The report says the sector contributes NZ$1.92 billion to GDP, pays $1.819 billion in excise tax and GST, spends $2.02 billion on local goods and services and generates $2.09 billion in exports.

This is against a backdrop where government statistics show alcohol consumption has fallen around 25 per cent since the 70s and 80s, says the NZ Alcohol Beverages Council (NZABC).

“The report shows that the 1,865 beer, wine, and spirits businesses employ around 10,200 people from boutique distilleries in rural areas, specialty production in the regions to head offices in city centres,” NZABC executive director said Bridget MacDonald.

“In addition, another 20,900 are employed indirectly from businesses in the supply chain, from yeast producers and hops growers to packaging, logistics and shipping.

“As a supplier itself, the industry connects to the hospitality industry, which employs around 172,000 in cafes, bars, restaurants, hotels and events businesses.”

“Working in a restaurant or harvesting grapes are often first jobs where young Kiwis develop skills that are transferable to other industries or where they discover their passion that leads to a lifelong career.”

The report also details how the industry and society have changed over the last couple of decades.

 

“Times are changing, people are drinking less, and the industry is changing with those times. People are drinking less and becoming more moderate consumers,” MacDonald continued.

“It’s more about socialising with family and friends over food and a drink––and if people choose not to drink, that’s okay too. We are seeing a shift toward more mindful drinking where consumers sip and savour higher quality beverages or choose no- and low-alcohol options.

“There’s also a definite shift, as in most western countries around the world, to supporting local producers.

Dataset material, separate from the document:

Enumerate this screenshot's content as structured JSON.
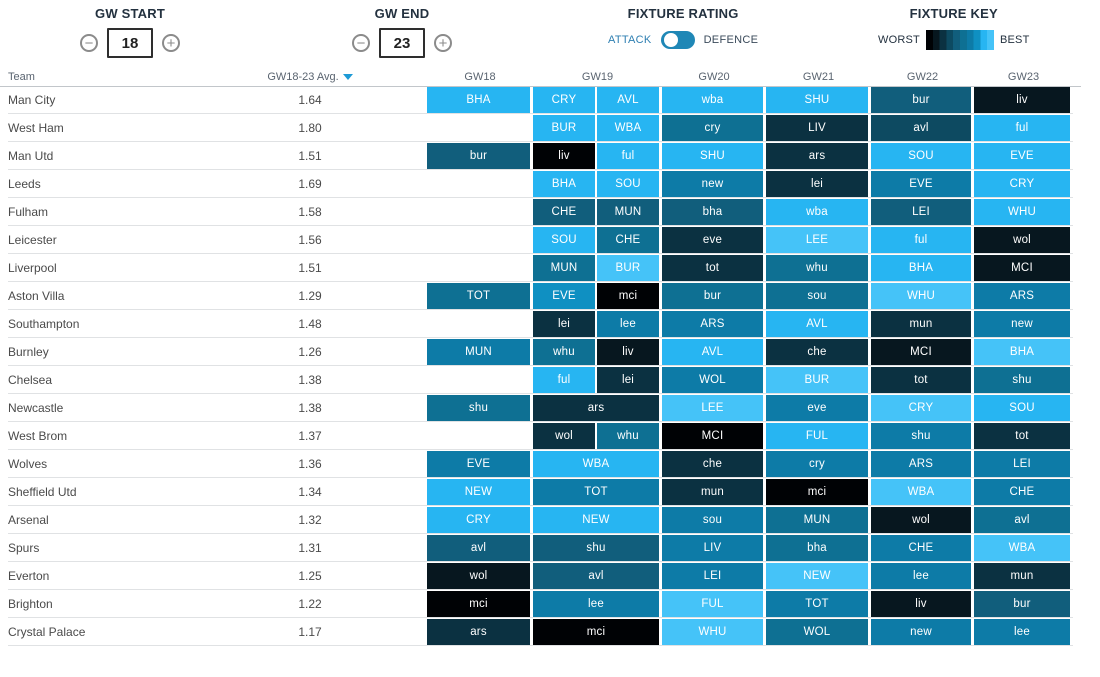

We’re appreciating locally-sourced talent and goods, which is sustaining the growth of our boutique wineries, distilleries and breweries.

“It’s an exciting time for our industry––we are diversifying our product ranges in response to consumer demands and trends.

“The challenges of today are becoming the opportunities for tomorrow, and this encourages innovation and investment in research and development right throughout the industry––from developing unique hops varieties for beer, embracing indigenous ingredients for spirits to refining viticulture practices to create lower alcohol wines.

“The conscious consumer is not just looking for lower carb but also lower carbon. Industry’s commitment toward carbon-zero and sustainability targets is driving innovation across all aspects of business from sustainable supply chains, recyclable packaging, refining manufacturing processes, zero waste initiatives, reusing byproducts, reducing water and supporting local goods and services.

“At the heart of it is people––from those who grow grapes, grains and hops to our customers who enjoy a drink and convivial times with family and friends. The pandemic has been challenging for most businesses, including our industry.

However, it is resilient and dynamic and will continue to play its part in making a positive contribution to New Zealand’s financial, environmental and social economies as we work through the uncertainty that lies ahead.”